Java Code Implementation
import java.io.*;
class Graph {
int g[][]; // adjacency matrix
int v, e; // number of vertices and edges
// Step 1: Create graph and input edges
void Creategraph() throws IOException {
int a, b, w;
BufferedReader obj = new BufferedReader(new InputStreamReader(System.in));
System.out.println("Enter the number of vertices");
v = Integer.parseInt(obj.readLine());
System.out.println("Enter number of edges");
e = Integer.parseInt(obj.readLine());
g = new int[v + 1][v + 1];
// Initialize adjacency matrix
for (int i = 1; i <= v; i++) {
for (int j = 1; j <= v; j++)
g[i][j] = 32767; // Representing infinity
}
// Distance from a vertex to itself is 0
for (int i = 1; i <= v; i++)
g[i][i] = 0;
// Input the edges and weights
for (int i = 1; i <= e; i++) {
System.out.println("Enter end vertices of edge " + i);
a = Integer.parseInt(obj.readLine());
b = Integer.parseInt(obj.readLine());
System.out.println("Enter the weight of edge " + i);
w = Integer.parseInt(obj.readLine());
g[a][b] = g[b][a] = w;
}
}
// Step 2: Apply Floyd-Warshall Algorithm
void allpair() {
for (int k = 1; k <= v; k++) {
for (int i = 1; i <= v; i++) {
for (int j = 1; j <= v; j++)
g[i][j] = Math.min(g[i][j], g[i][k] + g[k][j]);
}
}
// Step 3: Display the shortest distance matrix
System.out.println("Shortest distance path is:");
for (int i = 1; i <= v; i++) {
for (int j = 1; j <= v; j++)
System.out.println(i + " - " + j + " = " + g[i][j]);
}
}
}
public class Allpair {
public static void main(String args[]) throws IOException {
Graph g = new Graph();
g.Creategraph(); // Input graph data
g.allpair(); // Compute shortest paths
}
}
Sample Output
Enter the number of vertices: 4
Enter number of edges: 5
Enter end vertices of edge 1
1
2
Enter the weight of edge 1
2
Enter end vertices of edge 2
1
3
Enter the weight of edge 2
5
Enter end vertices of edge 3
2
4
Enter the weight of edge 3
3
Enter end vertices of edge 4
3
4
Enter the weight of edge 4
6
Enter end vertices of edge 5
1
4
Enter the weight of edge 5
4
Shortest distance path is:
1 - 1 = 0
1 - 2 = 2
1 - 3 = 5
1 - 4 = 4
2 - 1 = 2
2 - 2 = 0
2 - 3 = 7
2 - 4 = 3
3 - 1 = 5
3 - 2 = 7
3 - 3 = 0
3 - 4 = 6
4 - 1 = 4
4 - 2 = 3
4 - 3 = 6
4 - 4 = 0
Output Explanation
Here’s a detailed breakdown of the shortest path results:
From → To | Path Cost | Explanation |
---|---|---|
1 → 1 | 0 | Distance from a node to itself is always 0 |
1 → 2 | 2 | Direct edge (1-2) with weight 2 |
1 → 3 | 5 | Direct edge (1-3) with weight 5 |
1 → 4 | 4 | Direct edge (1-4) with weight 4 |
2 → 3 | 7 | Via 1: 2 → 1 (2) + 1 → 3 (5) = 7 |
2 → 4 | 3 | Direct edge (2-4) with weight 3 |
3 → 4 | 6 | Direct edge (3-4) with weight 6 |
4 → 2 | 3 | Via direct edge (4-2) = 3 |
- The algorithm tests whether an indirect route through another vertex offers a shorter distance than the current known path and updates accordingly.

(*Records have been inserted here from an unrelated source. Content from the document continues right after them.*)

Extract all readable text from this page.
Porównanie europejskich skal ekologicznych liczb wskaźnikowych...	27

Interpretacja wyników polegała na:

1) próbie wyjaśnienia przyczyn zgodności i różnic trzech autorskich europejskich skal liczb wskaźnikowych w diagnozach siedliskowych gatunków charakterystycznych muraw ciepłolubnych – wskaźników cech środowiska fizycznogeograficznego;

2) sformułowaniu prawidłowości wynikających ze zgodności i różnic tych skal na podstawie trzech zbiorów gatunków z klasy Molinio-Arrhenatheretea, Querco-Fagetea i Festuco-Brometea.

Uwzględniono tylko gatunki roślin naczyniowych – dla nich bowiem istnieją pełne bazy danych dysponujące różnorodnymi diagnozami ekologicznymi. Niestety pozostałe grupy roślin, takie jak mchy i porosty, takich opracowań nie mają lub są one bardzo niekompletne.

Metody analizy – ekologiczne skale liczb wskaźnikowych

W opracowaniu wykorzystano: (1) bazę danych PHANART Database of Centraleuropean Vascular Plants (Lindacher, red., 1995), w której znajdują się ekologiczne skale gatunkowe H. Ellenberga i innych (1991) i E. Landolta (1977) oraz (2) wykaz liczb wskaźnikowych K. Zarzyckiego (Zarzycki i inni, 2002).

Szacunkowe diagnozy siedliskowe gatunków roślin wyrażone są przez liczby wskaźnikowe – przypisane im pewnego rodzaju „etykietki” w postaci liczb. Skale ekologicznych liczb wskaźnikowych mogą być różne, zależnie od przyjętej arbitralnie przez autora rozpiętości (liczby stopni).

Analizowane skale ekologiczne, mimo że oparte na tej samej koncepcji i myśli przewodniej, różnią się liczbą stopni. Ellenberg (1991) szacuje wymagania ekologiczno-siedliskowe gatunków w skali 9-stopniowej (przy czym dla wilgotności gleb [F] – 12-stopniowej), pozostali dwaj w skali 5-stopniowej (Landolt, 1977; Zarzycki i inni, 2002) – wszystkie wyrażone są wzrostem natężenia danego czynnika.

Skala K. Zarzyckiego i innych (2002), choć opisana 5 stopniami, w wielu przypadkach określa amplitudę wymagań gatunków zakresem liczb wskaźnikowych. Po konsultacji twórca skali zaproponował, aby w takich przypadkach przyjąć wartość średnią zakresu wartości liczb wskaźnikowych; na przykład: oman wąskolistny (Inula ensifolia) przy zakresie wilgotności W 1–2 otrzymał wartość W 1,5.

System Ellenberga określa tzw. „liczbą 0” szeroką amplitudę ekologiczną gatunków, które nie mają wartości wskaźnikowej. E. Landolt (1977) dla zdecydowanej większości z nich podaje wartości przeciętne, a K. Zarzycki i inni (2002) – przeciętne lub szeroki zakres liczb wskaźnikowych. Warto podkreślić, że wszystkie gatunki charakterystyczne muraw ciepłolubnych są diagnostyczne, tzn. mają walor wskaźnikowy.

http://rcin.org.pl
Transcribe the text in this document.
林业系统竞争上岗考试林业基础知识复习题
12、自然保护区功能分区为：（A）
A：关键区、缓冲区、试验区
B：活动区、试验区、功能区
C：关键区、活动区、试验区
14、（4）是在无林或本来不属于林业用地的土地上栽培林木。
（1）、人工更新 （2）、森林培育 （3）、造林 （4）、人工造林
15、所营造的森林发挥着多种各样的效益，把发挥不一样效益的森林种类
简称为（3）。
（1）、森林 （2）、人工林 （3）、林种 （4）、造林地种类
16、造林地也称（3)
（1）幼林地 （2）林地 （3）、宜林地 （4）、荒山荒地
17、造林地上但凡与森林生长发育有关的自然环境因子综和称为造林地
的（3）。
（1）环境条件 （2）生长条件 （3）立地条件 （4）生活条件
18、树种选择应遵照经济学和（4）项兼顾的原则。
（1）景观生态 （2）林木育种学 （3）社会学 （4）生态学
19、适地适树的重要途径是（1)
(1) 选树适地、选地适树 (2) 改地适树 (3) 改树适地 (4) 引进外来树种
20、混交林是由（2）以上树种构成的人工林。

- Example: From 2 → 3, no direct edge exists, but via vertex 1: (2 → 1 = 2) + (1 → 3 = 5) = 7, which becomes the shortest known path.
- All values along the diagonal remain zero since the path from a vertex to itself is always zero.
Click here for more detailed explanation of output
By the final iteration, the shortest distances between every pair are finalized based on direct and indirect paths.